Urgence de poster
Il est bientôt minuit, je viens de rentrer, je devrais sans tarder filer me démaquiller, jouer un peu avec mon chat qui m'accueille avec tendresse et attente, rejoindre le lit mais j'éprouve une urgence d'enfant capricieuse, si ce n'est quasiment rebelle - à bon entendeur... - à écrire ces quelques lignes et à vous faire part d'une vérité façon Amélie Poulain, héroïne que je n'ai jamais pourtant spécialement affectionné soit dit au passage. J'aime le cinéma.
La force de ma déclaration n'est pas de taille à faire trembler la blogosphère, ni même la table en contreplaqué sur laquelle est posée l'ordinateur et pourtant, elle est profondément réfléchie.
Je rentre d'une séance. Je suis allée voir le premier jour du reste de ta vie. J'ai déjà remarqué les quelques notes ici ou là vantant la qualité de ce film, j'ai lu les bonnes critiques des sites web mais je ne m'attendais pas à ce que le film provoque cette absolue nécessité d'écrire.

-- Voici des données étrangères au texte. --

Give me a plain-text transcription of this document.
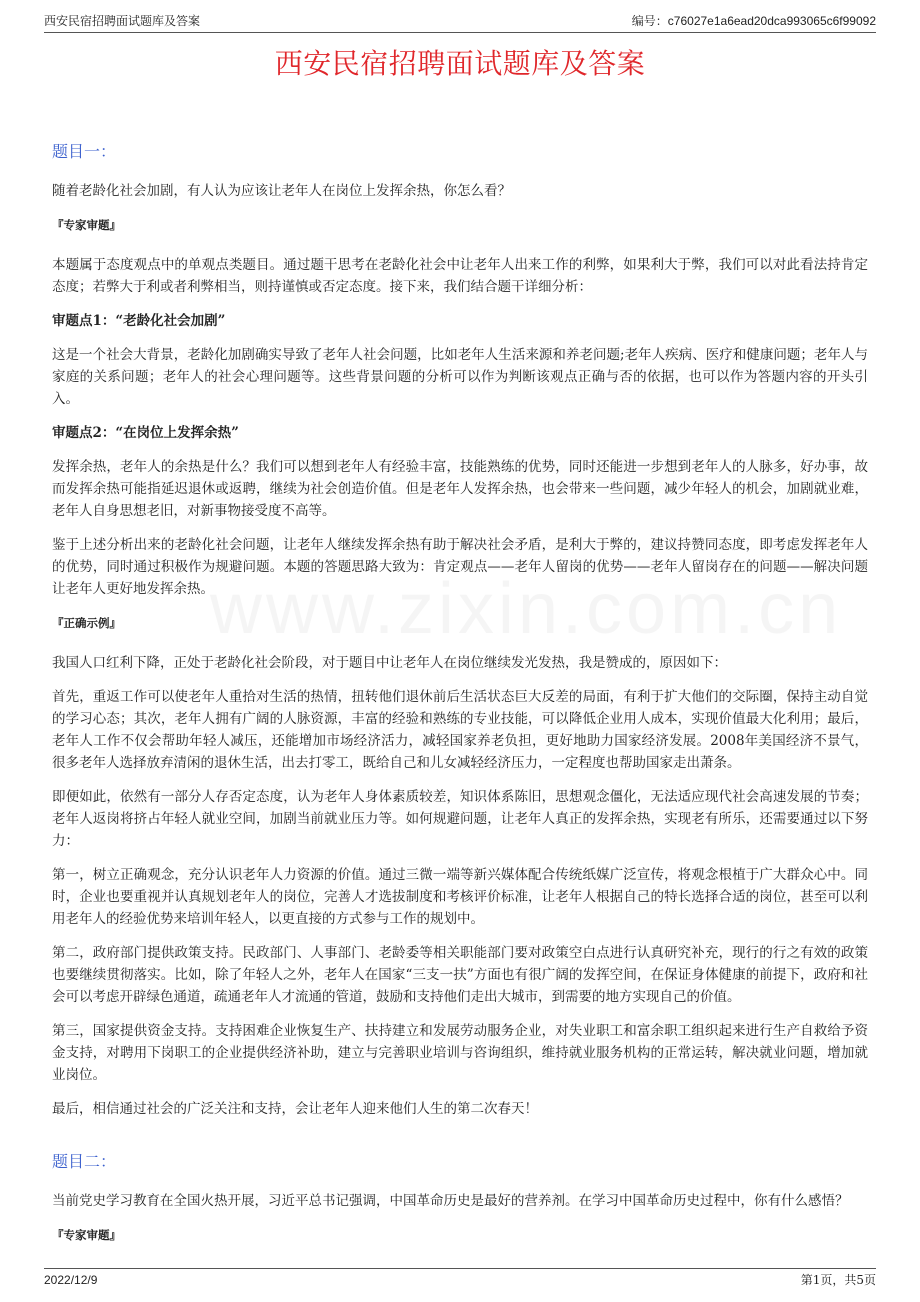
西安民宿招聘面试题库及答案	编号：c76027e1a6ead20dca993065c6f99092
西安民宿招聘面试题库及答案
www.zixin.com.cn
题目一：

随着老龄化社会加剧，有人认为应该让老年人在岗位上发挥余热，你怎么看？

『专家审题』

本题属于态度观点中的单观点类题目。通过题干思考在老龄化社会中让老年人出来工作的利弊，如果利大于弊，我们可以对此看法持肯定态度；若弊大于利或者利弊相当，则持谨慎或否定态度。接下来，我们结合题干详细分析：

审题点1：“老龄化社会加剧”

这是一个社会大背景，老龄化加剧确实导致了老年人社会问题，比如老年人生活来源和养老问题;老年人疾病、医疗和健康问题；老年人与家庭的关系问题；老年人的社会心理问题等。这些背景问题的分析可以作为判断该观点正确与否的依据，也可以作为答题内容的开头引入。

审题点2：“在岗位上发挥余热”

发挥余热，老年人的余热是什么？我们可以想到老年人有经验丰富，技能熟练的优势，同时还能进一步想到老年人的人脉多，好办事，故而发挥余热可能指延迟退休或返聘，继续为社会创造价值。但是老年人发挥余热，也会带来一些问题，减少年轻人的机会，加剧就业难，老年人自身思想老旧，对新事物接受度不高等。

鉴于上述分析出来的老龄化社会问题，让老年人继续发挥余热有助于解决社会矛盾，是利大于弊的，建议持赞同态度，即考虑发挥老年人的优势，同时通过积极作为规避问题。本题的答题思路大致为：肯定观点——老年人留岗的优势——老年人留岗存在的问题——解决问题让老年人更好地发挥余热。

『正确示例』

我国人口红利下降，正处于老龄化社会阶段，对于题目中让老年人在岗位继续发光发热，我是赞成的，原因如下：

首先，重返工作可以使老年人重拾对生活的热情，扭转他们退休前后生活状态巨大反差的局面，有利于扩大他们的交际圈，保持主动自觉的学习心态；其次，老年人拥有广阔的人脉资源，丰富的经验和熟练的专业技能，可以降低企业用人成本，实现价值最大化利用；最后，老年人工作不仅会帮助年轻人减压，还能增加市场经济活力，减轻国家养老负担，更好地助力国家经济发展。2008年美国经济不景气，很多老年人选择放弃清闲的退休生活，出去打零工，既给自己和儿女减轻经济压力，一定程度也帮助国家走出萧条。

即便如此，依然有一部分人存否定态度，认为老年人身体素质较差，知识体系陈旧，思想观念僵化，无法适应现代社会高速发展的节奏；老年人返岗将挤占年轻人就业空间，加剧当前就业压力等。如何规避问题，让老年人真正的发挥余热，实现老有所乐，还需要通过以下努力：

第一，树立正确观念，充分认识老年人力资源的价值。通过三微一端等新兴媒体配合传统纸媒广泛宣传，将观念根植于广大群众心中。同时，企业也要重视并认真规划老年人的岗位，完善人才选拔制度和考核评价标准，让老年人根据自己的特长选择合适的岗位，甚至可以利用老年人的经验优势来培训年轻人，以更直接的方式参与工作的规划中。

第二，政府部门提供政策支持。民政部门、人事部门、老龄委等相关职能部门要对政策空白点进行认真研究补充，现行的行之有效的政策也要继续贯彻落实。比如，除了年轻人之外，老年人在国家“三支一扶”方面也有很广阔的发挥空间，在保证身体健康的前提下，政府和社会可以考虑开辟绿色通道，疏通老年人才流通的管道，鼓励和支持他们走出大城市，到需要的地方实现自己的价值。

第三，国家提供资金支持。支持困难企业恢复生产、扶持建立和发展劳动服务企业，对失业职工和富余职工组织起来进行生产自救给予资金支持，对聘用下岗职工的企业提供经济补助，建立与完善职业培训与咨询组织，维持就业服务机构的正常运转，解决就业问题，增加就业岗位。

最后，相信通过社会的广泛关注和支持，会让老年人迎来他们人生的第二次春天！

题目二：

当前党史学习教育在全国火热开展，习近平总书记强调，中国革命历史是最好的营养剂。在学习中国革命历史过程中，你有什么感悟？

『专家审题』
2022/12/9	第1页，共5页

Ces dernières semaines, j'ai la plume paresseuse. En un peu moins de deux heures, le film de Rémi Bezançon a réveillé le torrent assoupi. Non, en fait, je n'aime pas le cinéma, j'aime les cinémas. La semaine passée, j'ai vu Valse avec Bachir. Valse avec Bachir est une leçon de cinéma mais aussi une leçon d'histoire pour la plupart d'entre nous qui n'ont des conflits du Moyen-Orient qu'une idée confuse. Valse avec Bachir est du cinéma apprenant. Le premier jour du reste de ma vie est du cinéma intime.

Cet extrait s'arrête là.